代々木野は、東京都渋谷区にあった代々木練兵場のことで、ここで朝の訓練のようすを見ているのである。
下の句の「戦争というは涙ぐましき」という表現が「アララギ」の高野山安居会(全国集会・合宿)で問題となり、高田浪吉から、
「アララギの発行所をやる土屋がこんな弱い心持ではいけない」
というようなことを言われたという。反軍的あるいは弱腰ということだろう。(小市巳世司編「土屋文明百首」)
同書によれば、1940年(昭和15年)の「新選・土屋文明集」で、冒頭の一首は収録を認められず止む無く削られた。戦争を「涙ぐましい」ということさえ許されぬ時代になったのだ。

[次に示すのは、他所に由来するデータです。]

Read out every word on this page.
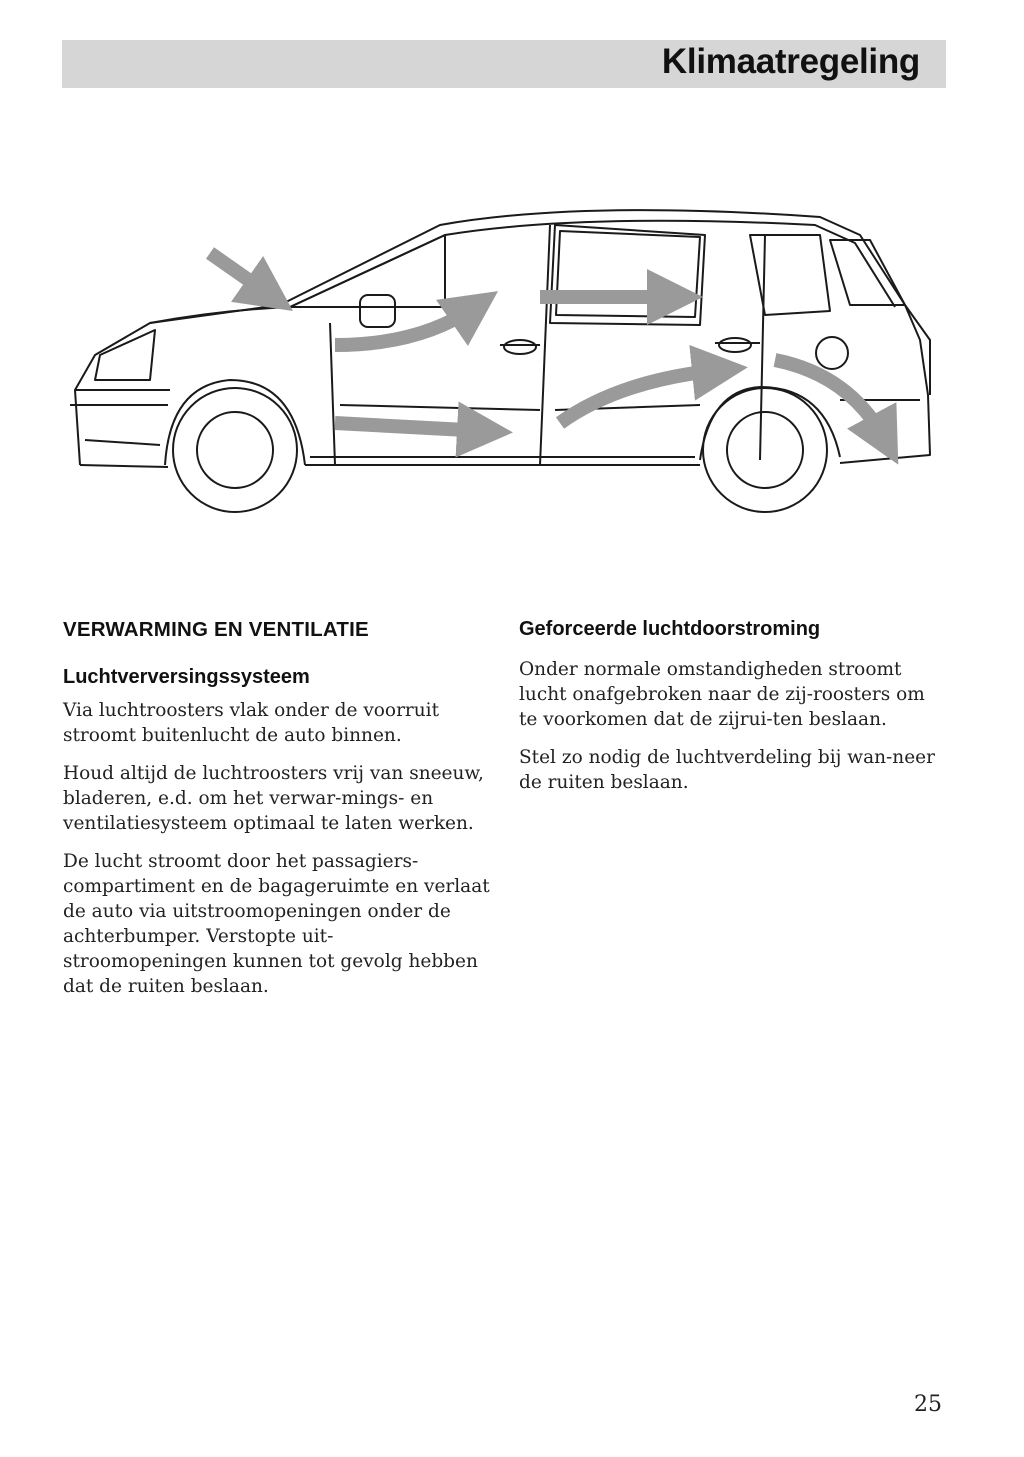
Klimaatregeling
VERWARMING EN VENTILATIE
Luchtverversingssysteem

Via luchtroosters vlak onder de voorruit stroomt buitenlucht de auto binnen.

Houd altijd de luchtroosters vrij van sneeuw, bladeren, e.d. om het verwar-mings- en ventilatiesysteem optimaal te laten werken.

De lucht stroomt door het passagiers-compartiment en de bagageruimte en verlaat de auto via uitstroomopeningen onder de achterbumper. Verstopte uit-stroomopeningen kunnen tot gevolg hebben dat de ruiten beslaan.

Geforceerde luchtdoorstroming

Onder normale omstandigheden stroomt lucht onafgebroken naar de zij-roosters om te voorkomen dat de zijrui-ten beslaan.

Stel zo nodig de luchtverdeling bij wan-neer de ruiten beslaan.

25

戦争では人間がたくさん死ぬ。それを表面だって悲しむ、悼むことさえ問題視されたのである。人間の命が奪われていくことを詠嘆している作品であるのにだ。
土屋文明はのちに次のような作品を残している。
・無産派の理論より感情表白より現前の機械力専制は恐怖せしむ・
・横須賀に戦争機械化を見しよりもここに個人を思うは陰惨にすぐ・
・吾が見るは鶴見埋立地の一遇ながらほしいままなり機械力専制は・
ともに「山谷集」1935年(昭和10年)刊より。
この作品群は「短歌研究」に発表(1933年・昭和8年)されたもの。このまま行けば人間はどうなるだろうという危惧(戦争の持つある種の底知れないおそろしさ)を詠っている。破調が「おののき」に似た心情を表すのに非常に効果的だ。「リアリズム写生」と言ってもいいが、この傾向のもとから近藤芳美・岡井隆などが出てくるのもむべなるかな、である。

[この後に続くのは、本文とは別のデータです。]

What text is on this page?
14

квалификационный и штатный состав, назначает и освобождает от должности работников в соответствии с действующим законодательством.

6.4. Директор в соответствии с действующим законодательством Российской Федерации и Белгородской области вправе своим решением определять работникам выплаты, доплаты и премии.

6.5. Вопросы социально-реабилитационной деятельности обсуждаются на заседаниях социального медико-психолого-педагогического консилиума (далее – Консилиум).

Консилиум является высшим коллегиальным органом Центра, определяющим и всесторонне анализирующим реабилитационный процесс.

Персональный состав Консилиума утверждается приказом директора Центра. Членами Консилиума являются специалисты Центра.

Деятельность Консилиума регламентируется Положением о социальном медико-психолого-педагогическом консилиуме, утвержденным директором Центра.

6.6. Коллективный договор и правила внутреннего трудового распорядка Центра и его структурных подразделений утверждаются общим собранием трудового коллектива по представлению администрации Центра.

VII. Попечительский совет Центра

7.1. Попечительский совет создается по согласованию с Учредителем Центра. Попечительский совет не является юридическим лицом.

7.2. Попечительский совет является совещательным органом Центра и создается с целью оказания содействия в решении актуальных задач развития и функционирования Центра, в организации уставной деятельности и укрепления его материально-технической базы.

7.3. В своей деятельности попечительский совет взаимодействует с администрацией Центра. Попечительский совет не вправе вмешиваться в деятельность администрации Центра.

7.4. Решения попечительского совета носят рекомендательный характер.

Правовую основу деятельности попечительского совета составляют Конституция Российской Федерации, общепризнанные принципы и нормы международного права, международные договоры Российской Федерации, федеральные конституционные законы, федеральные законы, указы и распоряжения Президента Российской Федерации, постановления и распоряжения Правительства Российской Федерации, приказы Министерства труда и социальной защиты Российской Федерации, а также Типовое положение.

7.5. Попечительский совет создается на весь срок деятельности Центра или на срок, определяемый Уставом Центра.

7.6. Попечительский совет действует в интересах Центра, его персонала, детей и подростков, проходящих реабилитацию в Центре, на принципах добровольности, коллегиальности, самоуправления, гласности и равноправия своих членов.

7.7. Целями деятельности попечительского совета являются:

だが前述の1940年(昭和15年)には、「おそろしさ」を表現することはゆるされなくなり、さすがの作者も1941年(昭和16年)の日米開戦にあたって、「大君=天皇」をたたえる「時局詠」を詠っている。
歌人を含む文学者は文学報国会に組織され、短歌は「戦意鼓舞のための危険な凶器」となったのである。土屋文明もその埒外にはいられなかった。この時期の歌壇の状況は、品田悦一著「斎藤茂吉」で窺える。このことは西郷信綱著「斎藤茂吉」はもとより、岡井隆の著作でもはっきりとは叙述されていない。
歌壇全体がそのような体制に組み込まれ、著名歌人が「一人の脱落者もなくこれに名を連ねた」「みずからの地位にすがりつき、保身を図るという歌壇の癒着構造があった」と厳しく指摘するのは篠弘である。篠の師である土岐善麿・窪田章一郎の父親の窪田空穂も例外ではなかった。